= 1980s in Zimbabwe =

| 1980s in Zimbabwe |
| Other decades |
| 1960s | 1970s | 1980s | 1990s | 2000s |

Zimbabwe regained its independence from the United Kingdom on 17 April 1980. Canaan Banana, a Methodist minister and theologian, became the first President of Zimbabwe on 18 April.

On 17 February 1982, the government of Zimbabwe accused Joshua Nkomo, Minister of House Affairs, leader and founder of the Zimbabwe African People's Union (ZAPU), of plotting a coup d'état, and dismissed him from the cabinet.

On the evening of 23 July 1982, a safari tour bus occupied by its bus driver and nine foreign tourists were driving towards Victoria Falls for the final leg of their safari excursion when as they were an estimated 64.4 kilometers (40 miles) north of Bulawayo, the driver stopped before some fallen trees that had blocked his path moments before they were ambushed by rebel supporters of Nkomo. For unknown reasons, the men released the bus driver and all three female tourists while they kidnapped and held the six other tourists (two Americans, two Australians and two Britons) hostage. The following day, as the result of the government's rejection to meet the opposition group's demand of releasing two of their former commanders from captivity, President Banana and Prime Minister Robert Mugabe (Zimbabwe African National Union (ZANU)) sent over a thousand of their troops across their country to find and rescue the tourists. Despite the largest manhunt operation in the nation's history, the six foreigners were executed two days later without any notice in advance.

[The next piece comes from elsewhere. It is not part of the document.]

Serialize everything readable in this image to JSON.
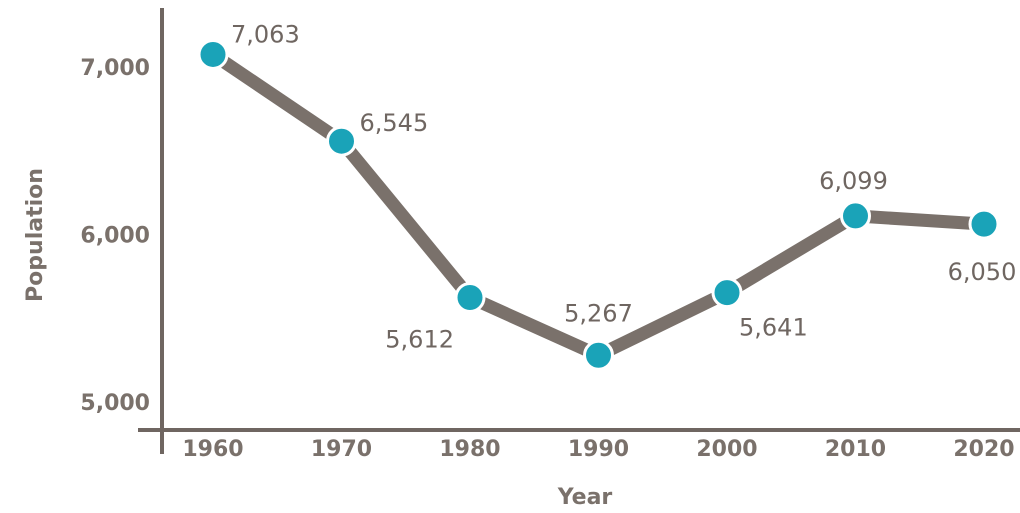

The Gukurahundi (also known as the "Matabeleland genocide") began in 1983. More than 300,000 youths signed up for service in the Youth Brigade.

On 13th June 1983, the Zimbabwean government announced that they had captured and interrogated the group's captors, whom the majority of them admitted to executing them along with giving the date of their collective deaths. However, they only stated where the tourists died and not where they were interred.

On 7 March 1985, the government announced the discovery and positive identification of the group's remains, which were all found the previous week in shallow graves somewhere in the Lupane District of Matabeleland. The remains of all six foreigners were returned to their respective countries a few months later.

On 7 April 1986, two of the convicted murderers from the 1982 tourist ambush and kidnapping (27-year-old Austin Mpofu and 44-year-old Gilbert Ngwenya) were executed via hanging in Harare.

Prime Minister Robert Mugabe and Joshua Nkomo signed a Unity Accord on 22 December 1987, giving the ZAPU leader a place in the government, freeing dissidents, and bringing a formal end to violence of the Gukurahundi. Mugabe became the new President of Zimbabwe after reforming the constitution on 31 December 1987, abolishing the position of Prime Minister.

Morgan Tsvangirai was elected Secretary General of the Zimbabwe Congress of Trade Unions in 1988.

The Zimbabwe African People's Union (ZAPU) merged with the Zimbabwe African National Union (ZANU) under the name Zimbabwe African National Union – Patriotic Front (ZANU-PF) on 19 December 1989.